中国のエリートも強制立ち退きの被害者に

中国ではエリートですら、もはや強制立ち退きから逃れられないようです。裁判所の判決が出ているにも関わらず、北京の地元当局は別荘の解体に取りかかりました。補償はもちろんありません。

北京市当局は、地方政府の建設プロジェクトで建てられた別荘群を違法建築だとして取り壊しを始めています。

「八達嶺(はったつれい)別荘」と呼ばれるこの別荘群の強制立ち退きは、8月16日から始まりました。

別荘の所有者の多くは、各業界のエリートです。

中には、中国でも最も権威のある中国科学院の幹部や国営企業(中国石油天然氣集団)の幹部、有名大学の教授(清華大学)、全国政治協商会議の委員などが含まれています。

入居の前に、購入者の全員が、所有権を保証する不動産権利証書に署名しています。

これらの文書は、強制立ち退きは違法であることを証明しています。

解体通知が出されると、多くの住宅所有者は鎮政府を訴えました。その後裁判所は、「物件を強制的に取り壊す権限は誰にもない」との判決を下しました。

裁判所の判決にも関わらず、住宅の解体は続いています。

現場の映像からは、当局が大量の機動隊を投入しているのが見て取れます。

機動隊は解体現場への入り口を封鎖し、住宅所有者が入れないようにしています。複数のショベルカーを同時に使えば、数分で住宅を破壊することができます。

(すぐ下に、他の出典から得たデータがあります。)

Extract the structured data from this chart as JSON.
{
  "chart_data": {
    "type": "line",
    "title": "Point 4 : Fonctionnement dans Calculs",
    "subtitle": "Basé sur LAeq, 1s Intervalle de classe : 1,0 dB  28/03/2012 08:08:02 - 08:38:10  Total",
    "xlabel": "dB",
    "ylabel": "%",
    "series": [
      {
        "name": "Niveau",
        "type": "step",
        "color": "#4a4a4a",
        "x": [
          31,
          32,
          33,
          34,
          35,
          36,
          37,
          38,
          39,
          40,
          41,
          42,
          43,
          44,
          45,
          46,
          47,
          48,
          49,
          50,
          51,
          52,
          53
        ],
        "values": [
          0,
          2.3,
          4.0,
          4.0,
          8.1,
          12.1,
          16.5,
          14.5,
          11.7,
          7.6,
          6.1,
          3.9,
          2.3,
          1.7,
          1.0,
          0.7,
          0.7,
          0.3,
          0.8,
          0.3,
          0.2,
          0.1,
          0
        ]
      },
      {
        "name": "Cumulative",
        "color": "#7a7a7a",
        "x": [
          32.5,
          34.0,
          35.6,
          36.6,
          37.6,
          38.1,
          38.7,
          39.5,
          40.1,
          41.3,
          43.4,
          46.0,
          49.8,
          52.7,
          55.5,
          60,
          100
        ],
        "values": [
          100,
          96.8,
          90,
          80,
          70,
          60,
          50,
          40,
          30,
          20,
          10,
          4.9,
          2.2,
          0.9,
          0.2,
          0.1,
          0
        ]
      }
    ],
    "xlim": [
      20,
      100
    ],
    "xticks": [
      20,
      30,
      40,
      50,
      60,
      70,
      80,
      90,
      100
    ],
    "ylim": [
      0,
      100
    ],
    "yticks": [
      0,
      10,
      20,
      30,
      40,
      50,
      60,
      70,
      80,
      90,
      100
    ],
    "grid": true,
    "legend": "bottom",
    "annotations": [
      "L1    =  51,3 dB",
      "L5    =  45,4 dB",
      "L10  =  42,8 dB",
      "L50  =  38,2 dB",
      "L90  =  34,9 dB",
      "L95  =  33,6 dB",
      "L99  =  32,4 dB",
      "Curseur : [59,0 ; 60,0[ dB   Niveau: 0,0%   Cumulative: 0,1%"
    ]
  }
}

大紀元は八達嶺鎮政府に問い合わせましたが、回答は得られませんでした。

この件に詳しい関係者によると、住宅所有者には何の落ち度もないといいます。物件は八達嶺鎮政府が建設・販売したもので、元々の建設許可を発行したのは当局側だと指摘しています。大紀元は、匿名を希望する住宅所有者の一人に話を伺いました。

「八達嶺別荘」住宅所有者
「八達嶺鎮政府は証書の発行を拒んでいる。そのため、権利証書の申請が遅れています。この問題は長いこと続いています」

ある北京の元弁護士は、このような状況を明らかにしたうえで、遡求権行使は現時点ではほぼ不可能だと述べました。

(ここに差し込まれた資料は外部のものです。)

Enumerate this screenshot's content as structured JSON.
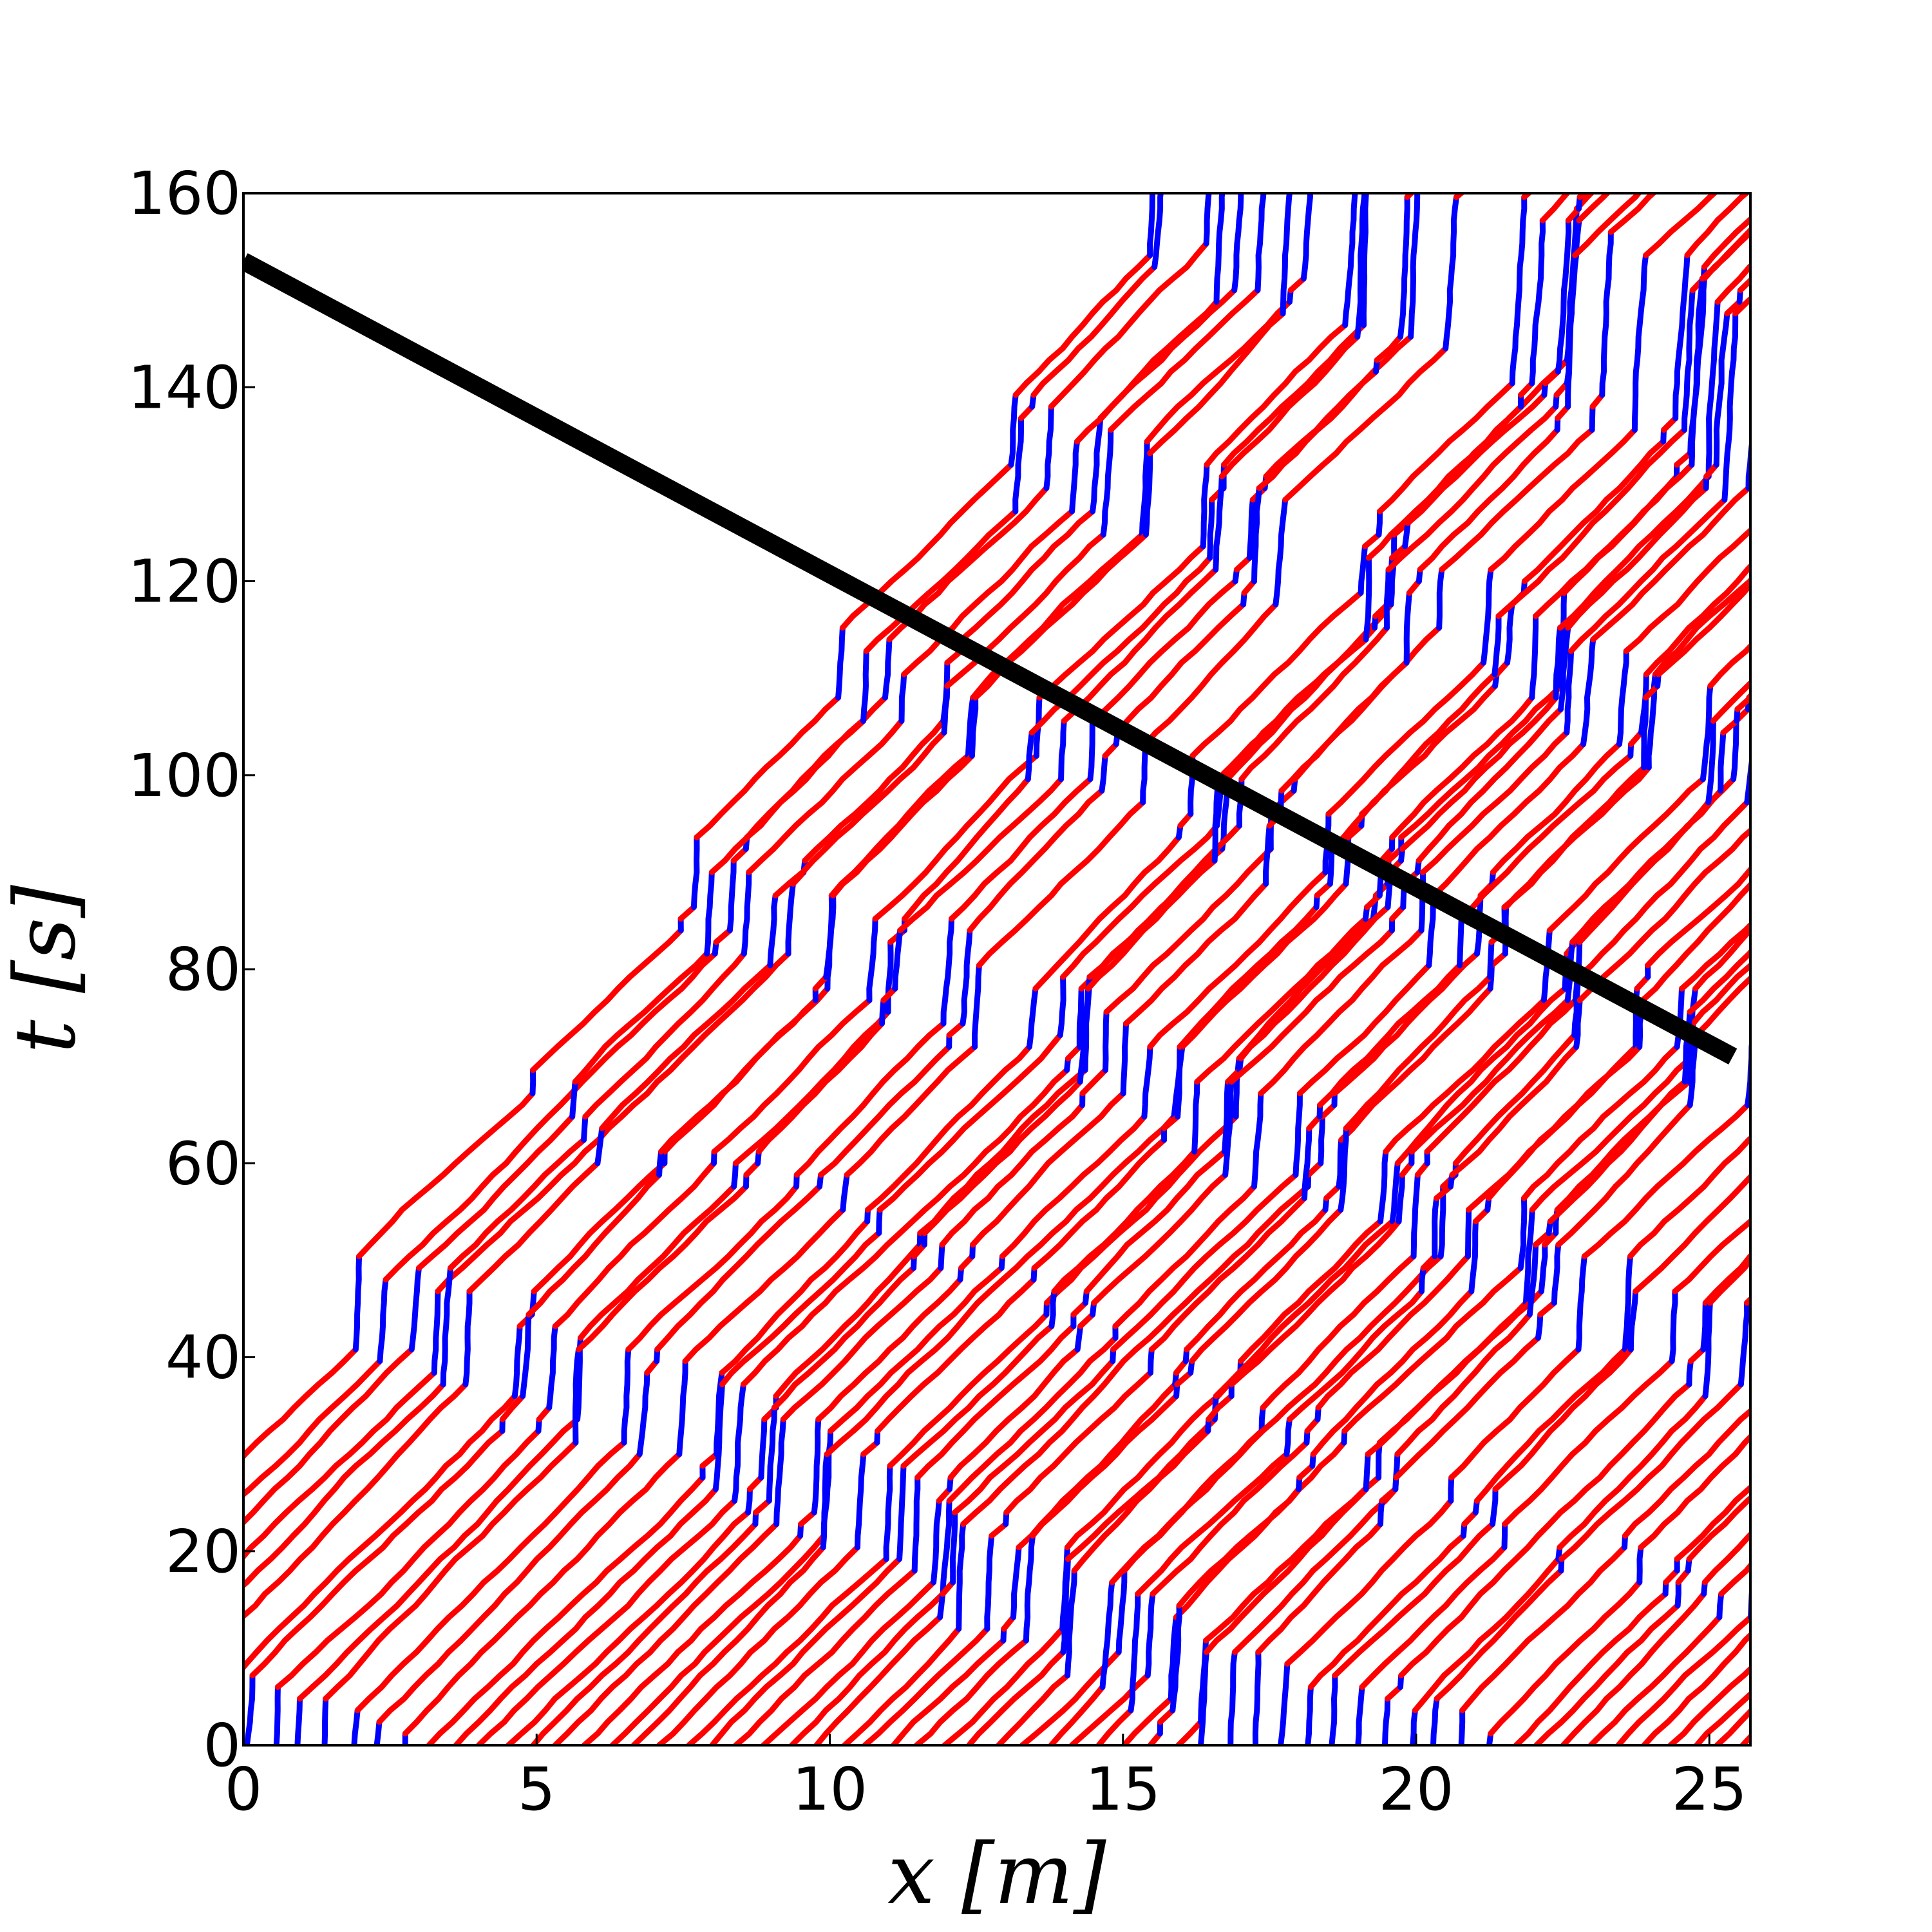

さらに、利益を巡って庶民と争い、庶民の利益を奪うのは、中共政権の本質であると述べています。

元弁護士 賴建平氏
「鎮政府はこれまでに、ほぼ全ての土地を売却し、その利益を使い込んだのです。それでも莫大な経費を支払わなければならない。そこで利益のために人々と争い、中国の人々から取ることができる利益は何でも奪う。それが最も重要なことなのです」

8月初め、八達嶺鎮の鎮長は質疑応答の会議に出席しました。その席で鎮長は、自主的に解体に協力した人には、補償金として1平方メートルあたり300元(約5100円)を支払うと発表しました。

別荘の所有者たちは、平均して1棟あたり1000万元(約1億7000万円)以上投資しています。

立ち退きに抵抗する者については、当局は強制的に取り壊し、それによって発生する全ての費用を負担することになるとしています。鎮長は、法的手段でその費用を徴収するだろうと付け加えました。

この状況について、ある住宅所有者は、最近の権力者は、知識と敬意が欠けていると述べています。

「八達嶺別荘」住宅所有者
「政府のお墨付きであるため、私たちはそれを信じていました。政府が承認したプロジェクトだから、私たちは信頼していたのです。鎮政府が、証書の発行を拒否しただけではなく、私たちの家まで取り壊すとは考えもしませんでした」

この地区での取り壊し作業は今も進行中です。